The cloud holds so much promise, but it’s also complex. Thus, enterprise organizations considering a move to the cloud face several challenges in doing so. Some may even put off plans to migrate due to the perceived complexities involved. Is the cloud worth pursuing despite the challenges?

What Benefits Does Cloud Computing Offer Organizations?

Cloud computing offers several important benefits to enterprise organizations. For example, according to a blog post on Enterprise CIO Forum, cloud computing makes it easier to equip all employees with the same hardware and software tools. It allows you to expand and contract computing resources based on fluctuations in demand. Cloud computing also facilities collaboration, increases the accessibility of information, enhances security, and can simplify the process of integration after a merger.

Cloud computing is also attractive for its cost model. Rather than investing capital in hardware and software, cloud computing services are typically billed on a per month, per allotment / user basis. In other words, it becomes an operational rather than a capital expense.

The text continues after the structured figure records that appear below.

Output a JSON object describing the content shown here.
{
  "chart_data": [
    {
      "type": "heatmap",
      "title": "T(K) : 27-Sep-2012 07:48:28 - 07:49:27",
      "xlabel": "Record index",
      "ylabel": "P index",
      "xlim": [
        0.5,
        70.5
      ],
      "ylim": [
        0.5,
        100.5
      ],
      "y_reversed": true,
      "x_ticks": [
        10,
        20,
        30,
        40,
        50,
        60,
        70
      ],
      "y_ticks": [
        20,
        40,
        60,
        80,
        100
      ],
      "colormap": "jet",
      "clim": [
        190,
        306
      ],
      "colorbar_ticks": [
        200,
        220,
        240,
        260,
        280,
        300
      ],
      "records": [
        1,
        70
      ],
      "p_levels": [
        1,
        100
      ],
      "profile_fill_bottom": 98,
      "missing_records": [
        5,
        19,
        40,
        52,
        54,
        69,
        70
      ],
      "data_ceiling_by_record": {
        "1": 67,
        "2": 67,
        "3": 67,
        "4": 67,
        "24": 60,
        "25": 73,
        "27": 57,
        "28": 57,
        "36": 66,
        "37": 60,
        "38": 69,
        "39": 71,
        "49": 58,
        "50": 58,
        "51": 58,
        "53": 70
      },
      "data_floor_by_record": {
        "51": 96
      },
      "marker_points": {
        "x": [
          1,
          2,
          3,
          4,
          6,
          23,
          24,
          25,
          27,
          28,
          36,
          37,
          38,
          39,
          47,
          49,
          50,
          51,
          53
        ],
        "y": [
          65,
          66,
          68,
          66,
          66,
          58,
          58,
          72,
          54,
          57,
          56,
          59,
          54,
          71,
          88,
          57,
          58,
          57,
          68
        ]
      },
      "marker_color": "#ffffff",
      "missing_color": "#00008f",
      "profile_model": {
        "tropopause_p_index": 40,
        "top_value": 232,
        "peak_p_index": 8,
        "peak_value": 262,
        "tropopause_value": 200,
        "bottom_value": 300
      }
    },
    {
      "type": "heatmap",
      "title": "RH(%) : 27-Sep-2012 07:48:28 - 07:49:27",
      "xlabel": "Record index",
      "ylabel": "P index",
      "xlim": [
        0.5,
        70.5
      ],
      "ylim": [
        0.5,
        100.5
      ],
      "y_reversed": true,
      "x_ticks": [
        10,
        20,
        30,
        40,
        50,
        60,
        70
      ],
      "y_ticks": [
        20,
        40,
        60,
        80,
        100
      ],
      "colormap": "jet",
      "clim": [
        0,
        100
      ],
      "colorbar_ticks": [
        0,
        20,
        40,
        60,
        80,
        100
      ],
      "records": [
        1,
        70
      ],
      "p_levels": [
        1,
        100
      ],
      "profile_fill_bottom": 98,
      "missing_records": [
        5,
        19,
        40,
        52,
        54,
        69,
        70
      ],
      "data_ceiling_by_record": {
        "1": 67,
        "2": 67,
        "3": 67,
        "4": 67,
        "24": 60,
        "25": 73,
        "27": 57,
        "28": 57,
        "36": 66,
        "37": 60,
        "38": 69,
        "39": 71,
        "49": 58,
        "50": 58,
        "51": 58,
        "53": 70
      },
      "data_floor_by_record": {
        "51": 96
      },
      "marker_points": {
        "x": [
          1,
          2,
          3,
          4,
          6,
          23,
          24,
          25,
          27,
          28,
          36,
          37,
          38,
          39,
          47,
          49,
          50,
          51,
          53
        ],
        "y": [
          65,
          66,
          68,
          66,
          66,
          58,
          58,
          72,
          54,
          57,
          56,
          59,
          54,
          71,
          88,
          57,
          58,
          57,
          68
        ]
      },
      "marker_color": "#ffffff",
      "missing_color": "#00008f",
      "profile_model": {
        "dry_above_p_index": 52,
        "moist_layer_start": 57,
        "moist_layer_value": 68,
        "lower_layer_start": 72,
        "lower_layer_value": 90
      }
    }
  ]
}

Another benefit of the cloud is mobility. For companies with a mobile workforce, the ability to access systems, software, and files on mobile devices can become a competitive advantage — and it can improve the productivity of your mobile workers dramatically.

Today, virtually all IT services and applications can be hosted in the cloud including desktops, servers, storage, networks, enterprise resource management, customer relationship management, inventory management, human resources management, point of sale software, and more.

For all of the benefits of cloud computing, you’d think all organizations would embrace it. Many are, but some are holding back.

Common Challenges in Migrating to the Cloud

For example, according to a recent CDW survey about cloud computing, many IT professionals are holding off on cloud migrations due to the perceived complexity around integrating the cloud with legacy systems. In fact, cloud migrations put a great deal of pressure on IT departments. Though they may want to modernize, it’s not a simple matter of flipping a switch — especially with proprietary legacy systems.

Another concern involves both giving up direct control to the cloud service provider while simultaneously being held responsible for ensuring the reliability and continuity of the service. According to an article on Talkin Cloud, discussing the CDW survey, “More than three-fourths of cloud professionals said at least one of their cloud vendors has failed to meet a service-level agreement (SLA).”

Finally, while many enterprises like the ability to shift costs from capital expenses to operational, predicting the costs of implementing cloud computing can be difficult — with financial models of cloud computing costs being off by as much as 10 percent compared to reality for 53 percent of CDW’s respondents.

While cloud metaphors are plentiful, one cloud provider likened cloud computing to a herd — and it fits:

Today’s enterprise has a decision to make: run with the herd or risk getting left behind? Lagging behind the herd means you’re an easier target for predators. The fact that cloud service providers can more quickly plug security holes, issue software patches, and roll out new features means that those businesses lagging behind in the cloud migration are much easier targets for attackers (Source: Aryaka).

It may be challenging to keep up, but the benefits are worth making the leap. Don’t get left behind!